Why does the following have no maximums or minimums

[brunette15]

I have the following function:

p(x,y) = (2-x²) exp(-y)

I have found the partial derivatives:
dp/dx = 2x*exp(-y)

dp/dy = -2*exp(-y) + x²exp(-y)

By solving these i found the points x = 0, and \pm 2^0.5.However, the answer i have been given is that there is no maximums and minimums.

Can someone please clarify where i am going wrong.

Thanks in advance (Happy)

 

[MarkFL]

Check your result for \(\displaystyle \pd{p}{x}\)...and then equating the partials you should find you have a quadratic in $x$ with a negative discriminant.

 

[chisigma]

I have the following function:

p(x,y) = (2-x²) exp(-y)

I have found the partial derivatives:
dp/dx = 2x*exp(-y)

dp/dy = -2*exp(-y) + x²exp(-y)

By solving these i found the points x = 0, and \pm 2^0.5.However, the answer i have been given is that there is no maximums and minimums.

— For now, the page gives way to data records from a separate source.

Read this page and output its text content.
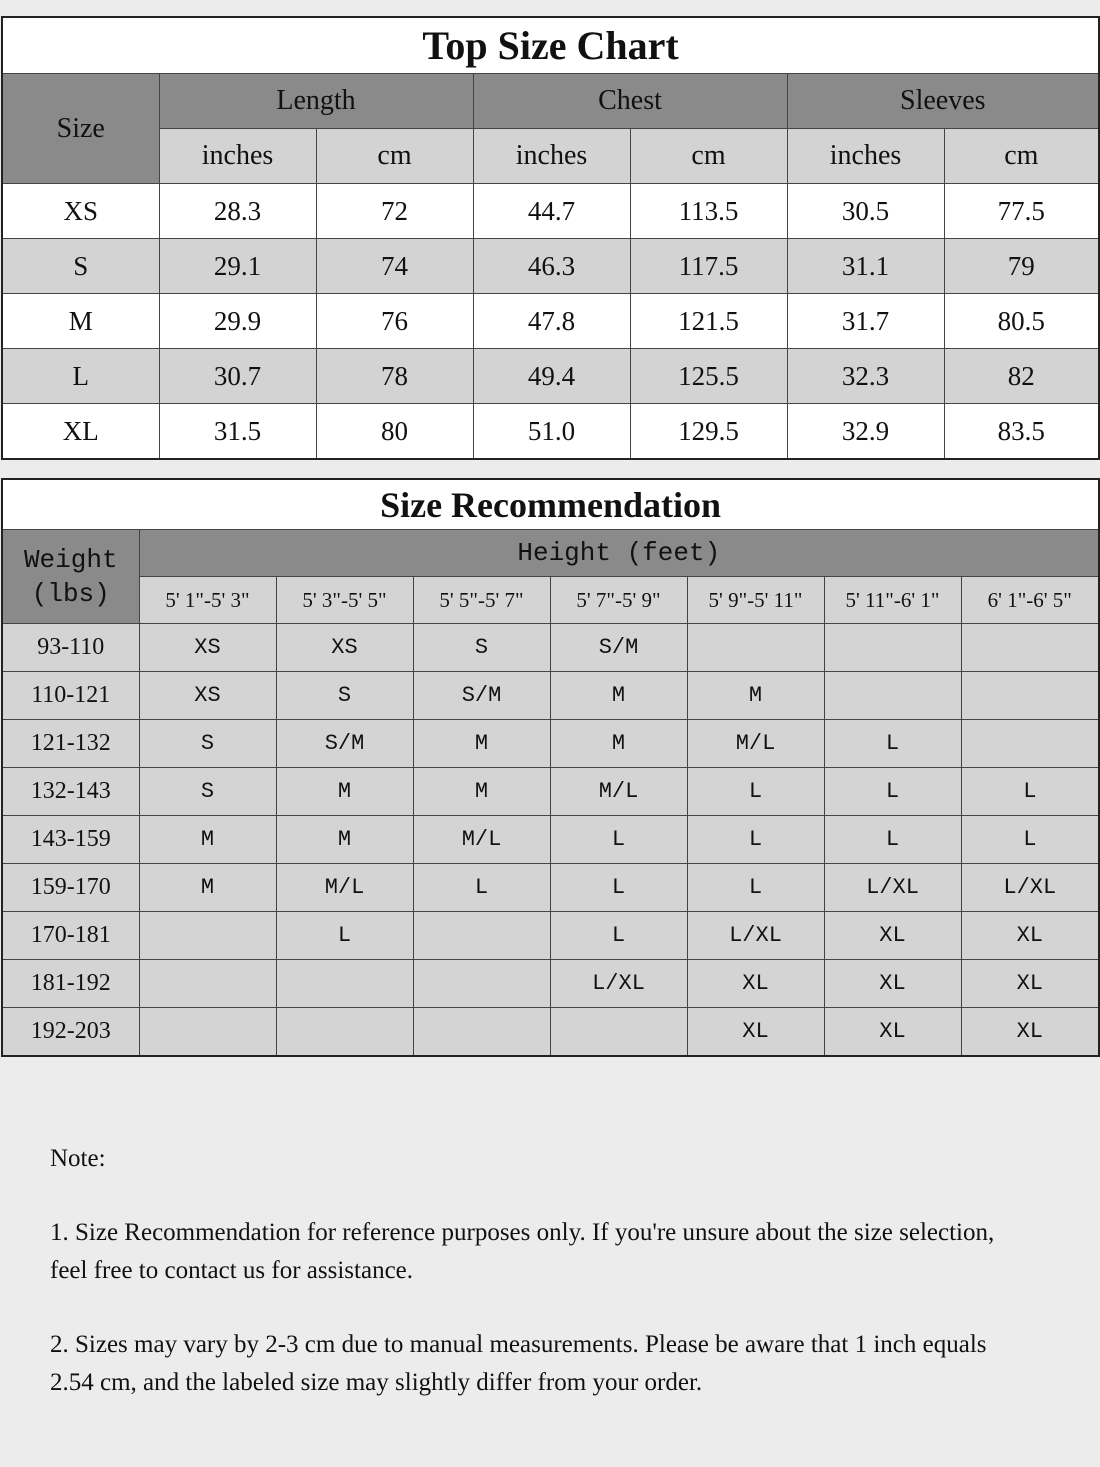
Top Size Chart						
Size	Length		Chest		Sleeves	
	inches	cm	inches	cm	inches	cm
XS	28.3	72	44.7	113.5	30.5	77.5
S	29.1	74	46.3	117.5	31.1	79
M	29.9	76	47.8	121.5	31.7	80.5
L	30.7	78	49.4	125.5	32.3	82
XL	31.5	80	51.0	129.5	32.9	83.5
Size Recommendation							

Weight
(lbs)	Height (feet)						
	5' 1"-5' 3"	5' 3"-5' 5"	5' 5"-5' 7"	5' 7"-5' 9"	5' 9"-5' 11"	5' 11"-6' 1"	6' 1"-6' 5"
93-110	XS	XS	S	S/M			
110-121	XS	S	S/M	M	M		
121-132	S	S/M	M	M	M/L	L	
132-143	S	M	M	M/L	L	L	L
143-159	M	M	M/L	L	L	L	L
159-170	M	M/L	L	L	L	L/XL	L/XL
170-181		L		L	L/XL	XL	XL
181-192				L/XL	XL	XL	XL
192-203					XL	XL	XL

Note:

1. Size Recommendation for reference purposes only. If you're unsure about the size selection, feel free to contact us for assistance.

2. Sizes may vary by 2-3 cm due to manual measurements. Please be aware that 1 inch equals 2.54 cm, and the labeled size may slightly differ from your order.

Can someone please clarify where i am going wrong.

Thanks in advance (Happy)

Because $e^{- y}$ never vanishes you can divide by it and the conditions fom maximum or minimum become...

$\displaystyle 2\ x = x^{2}-2 = 0\ (1)$

... and there is no value of x satisfiyng (1)...

Kind regards

$\chi$ $\sigma$

 

[Prove It]

I have the following function:

p(x,y) = (2-x²) exp(-y)

I have found the partial derivatives:
dp/dx = 2x*exp(-y)

dp/dy = -2*exp(-y) + x²exp(-y)

By solving these i found the points x = 0, and \pm 2^0.5.However, the answer i have been given is that there is no maximums and minimums.

Can someone please clarify where i am going wrong.

Thanks in advance (Happy)

You have a small error. $\displaystyle \begin{align*} \frac{\partial p}{\partial x } = -2x\,\mathrm{e}^{-y} \end{align*}$, not $\displaystyle \begin{align*} 2x\,\mathrm{e}^{-y} \end{align*}$...